Ce fut en causeries de ce genre que s’écoula le trajet ; causeries interrompues à tout instant par quelque exclamation arrachée aux voyageurs émerveillés.

Il était midi lorsqu’on atteignit la cime du Mézenc.

Claire n’avait nulle idée du spectacle unique qu’elle allait avoir sous les yeux.

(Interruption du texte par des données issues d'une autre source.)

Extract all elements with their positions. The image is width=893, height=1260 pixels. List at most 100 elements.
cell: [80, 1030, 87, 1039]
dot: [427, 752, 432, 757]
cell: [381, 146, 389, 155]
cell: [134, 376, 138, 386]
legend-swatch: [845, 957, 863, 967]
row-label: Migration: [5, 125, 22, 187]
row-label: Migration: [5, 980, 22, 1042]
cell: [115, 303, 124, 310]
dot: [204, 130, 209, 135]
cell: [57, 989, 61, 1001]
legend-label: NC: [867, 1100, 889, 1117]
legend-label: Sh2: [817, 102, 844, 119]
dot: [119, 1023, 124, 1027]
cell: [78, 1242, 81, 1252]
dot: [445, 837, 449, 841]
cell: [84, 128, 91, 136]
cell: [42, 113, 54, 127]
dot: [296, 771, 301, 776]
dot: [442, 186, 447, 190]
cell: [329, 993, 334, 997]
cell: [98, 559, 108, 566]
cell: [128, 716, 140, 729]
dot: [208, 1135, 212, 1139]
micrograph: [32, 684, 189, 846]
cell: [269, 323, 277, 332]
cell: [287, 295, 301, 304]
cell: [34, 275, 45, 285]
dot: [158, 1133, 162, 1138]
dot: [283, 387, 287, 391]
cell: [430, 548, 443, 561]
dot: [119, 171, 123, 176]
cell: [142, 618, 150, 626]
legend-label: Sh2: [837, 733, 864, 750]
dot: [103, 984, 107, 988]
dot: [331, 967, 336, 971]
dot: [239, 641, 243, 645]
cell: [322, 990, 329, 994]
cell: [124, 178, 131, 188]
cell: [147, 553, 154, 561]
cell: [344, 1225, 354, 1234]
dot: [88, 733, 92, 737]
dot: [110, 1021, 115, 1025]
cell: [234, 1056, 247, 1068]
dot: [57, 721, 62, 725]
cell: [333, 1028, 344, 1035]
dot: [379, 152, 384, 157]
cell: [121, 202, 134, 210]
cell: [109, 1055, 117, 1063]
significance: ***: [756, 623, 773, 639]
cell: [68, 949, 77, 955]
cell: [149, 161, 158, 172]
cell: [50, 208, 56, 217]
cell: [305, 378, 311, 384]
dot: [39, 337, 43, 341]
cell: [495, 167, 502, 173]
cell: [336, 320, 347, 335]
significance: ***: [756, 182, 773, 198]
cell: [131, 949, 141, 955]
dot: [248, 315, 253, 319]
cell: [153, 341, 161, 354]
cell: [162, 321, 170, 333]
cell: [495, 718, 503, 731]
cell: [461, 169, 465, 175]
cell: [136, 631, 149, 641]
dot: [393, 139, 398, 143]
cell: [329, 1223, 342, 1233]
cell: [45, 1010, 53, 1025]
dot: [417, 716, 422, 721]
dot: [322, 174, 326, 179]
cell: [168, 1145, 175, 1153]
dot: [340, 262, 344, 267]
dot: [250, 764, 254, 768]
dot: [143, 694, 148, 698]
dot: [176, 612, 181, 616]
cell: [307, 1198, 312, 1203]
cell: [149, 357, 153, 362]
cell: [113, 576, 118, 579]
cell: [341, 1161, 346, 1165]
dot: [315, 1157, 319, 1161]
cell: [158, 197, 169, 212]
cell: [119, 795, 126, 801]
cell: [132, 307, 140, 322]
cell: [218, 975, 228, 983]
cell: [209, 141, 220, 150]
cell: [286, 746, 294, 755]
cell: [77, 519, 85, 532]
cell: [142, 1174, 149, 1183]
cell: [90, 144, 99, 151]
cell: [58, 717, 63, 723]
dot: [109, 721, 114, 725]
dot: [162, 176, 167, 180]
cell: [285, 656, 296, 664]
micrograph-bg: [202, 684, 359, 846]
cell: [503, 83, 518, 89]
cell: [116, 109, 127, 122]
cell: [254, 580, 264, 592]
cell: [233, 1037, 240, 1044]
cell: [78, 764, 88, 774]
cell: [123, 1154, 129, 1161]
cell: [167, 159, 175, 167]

À l’est, occupant tout le fond, les Alpes : une blancheur qui s’enlevait sur le ciel très bleu en arêtes brillantes et se développait sur trois cents kilomètres. À l’ouest, les vieux volcans endormis de l’Auvergne et du Velay ; des cônes rouges barrés de longues traînées noires, racontant où cheminait la lave. Presque à ses pieds, des lacs limpides, et loin, loin, à l’autre bout de la France, — vers le midi rien ne borne la vue, — un coin de mer, celui-là même où, jadis, saint Louis s’embarquait.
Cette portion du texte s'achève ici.